By focusing on the behaviors of the users [with supporting times, places and dates], as opposed to their personality, drug users can often be convinced that a problem does exist. Even if the user minimizes the problem and only seeks treatment to placate the others, this is still a positive step and may signal the beginning of recovery.

Treatment Choices
Treatment is a process that prevents, alters or interrupts the progression of the dependency. It may involve "intervention" or "rehabilitation." A variety of treatments are available for chemical dependency. Some of them may be used alone or in cooperation with others.

Treatment choices include:

  • medical treatment
  • inpatient and outpatient programs
  • therapeutic communities
  • twelve-step programs
  • employee assistance programs (EAPs)
  • student assistance programs
  • pharmacological approaches

Medical treatment is overseen by medical personnel. It includes detoxification, which involves weaning the patient off the drug while minimizing withdrawal symptoms and controlling possible seizures. Complete physical exams at the beginning of this process allow physicians to attend to physical ailments such as liver and kidney problems.

Inpatient and outpatient programs are offered by licensed medical and psychological professionals, who provide a combination of individual, group and family therapy. Attention is also paid to managing relapse or a recurrence of the drug-taking behavior.

Therapeutic communities involve a live-in residential arrangement, whereby support is provided by paraprofessionals who are former addicts. Sometimes known as halfway houses, these settings may be necessary when the danger of relapse is particularly high. Like many inpatient and outpatient programs, therapeutic communities are often affiliated with community mental health centers.

Twelve-step programs such as Alcoholics Anonymous (AA) use a voluntary support group format to help recovering addicts. Members meet regularly to assist others to remain drug free. AA and similar programs, including Narcotics Anonymous and Cocaine Anonymous, are often employed as an adjunct to professional treatment programs. Because alcohol abuse affects so many more lives than other drugs, support groups for spouses and teenagers of alcoholics (Al-Anon and Alateen) have also been founded to help these persons cope with the alcohol abuser.

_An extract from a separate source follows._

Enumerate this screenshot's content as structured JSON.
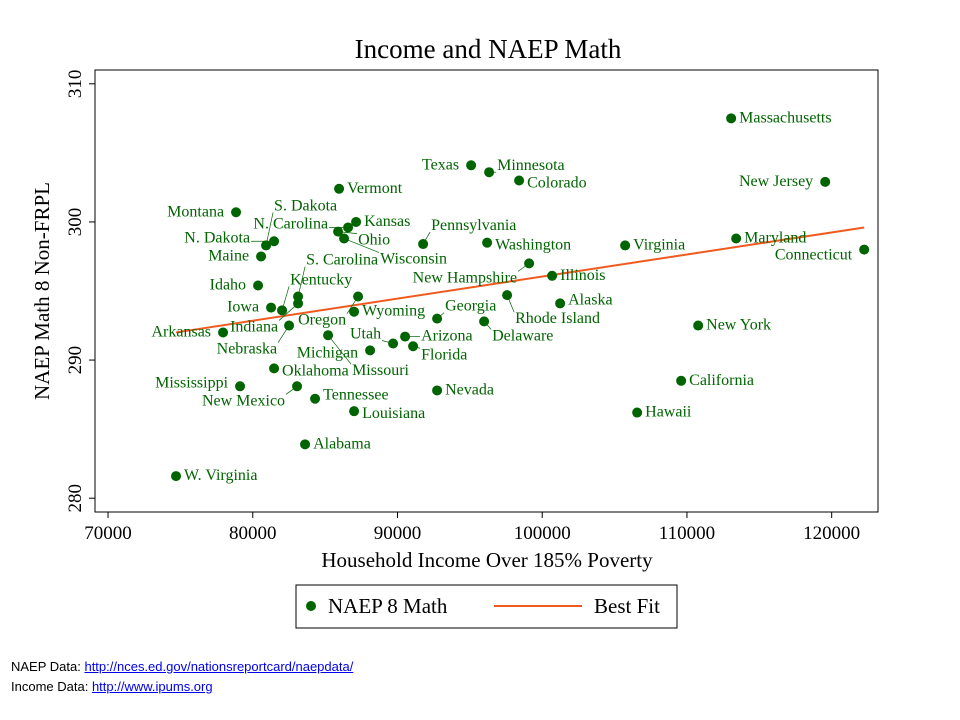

Employee assistance programs are offered by many employers. Employers have a strong interest in intervening in drug use. Drug-dependent employees are less productive and more likely to injure themselves and others. Their need for coverage may drive up health care costs. The threat of losing one's job (as well as one's status, ability to support one's family, etc.) is a powerful motivator for many people to re-examine their behavior and get help.

Student assistance programs may be available in your community. If your school has this program, invite the teacher or counselor in charge of the program to talk about it to the class. These programs seek to identify and work with students who are considered at exceptionally high risk for involvement with drugs.

Pharmacological approaches are now available to support all the listed treatment formats. Various psychoactive drugs may be prescribed to facilitate the counseling process, relieve depression and prevent relapse. Antidepressants (Prozac, Zoloft, Celexa) and mood stabilizers (Lithium, Depakote, Neurotin) are most commonly used. Developed more 50 years ago, Antabuse (disulfram) interacts with alcohol to produce headaches, nausea and vomiting whenever the alcoholic drinks. In 1995, however, a new drug, called "Naltrexone," was approved by the FDA. Naltrexone reduces the craving for alcohol as well as the pleasurable sensations usually experienced when drinking.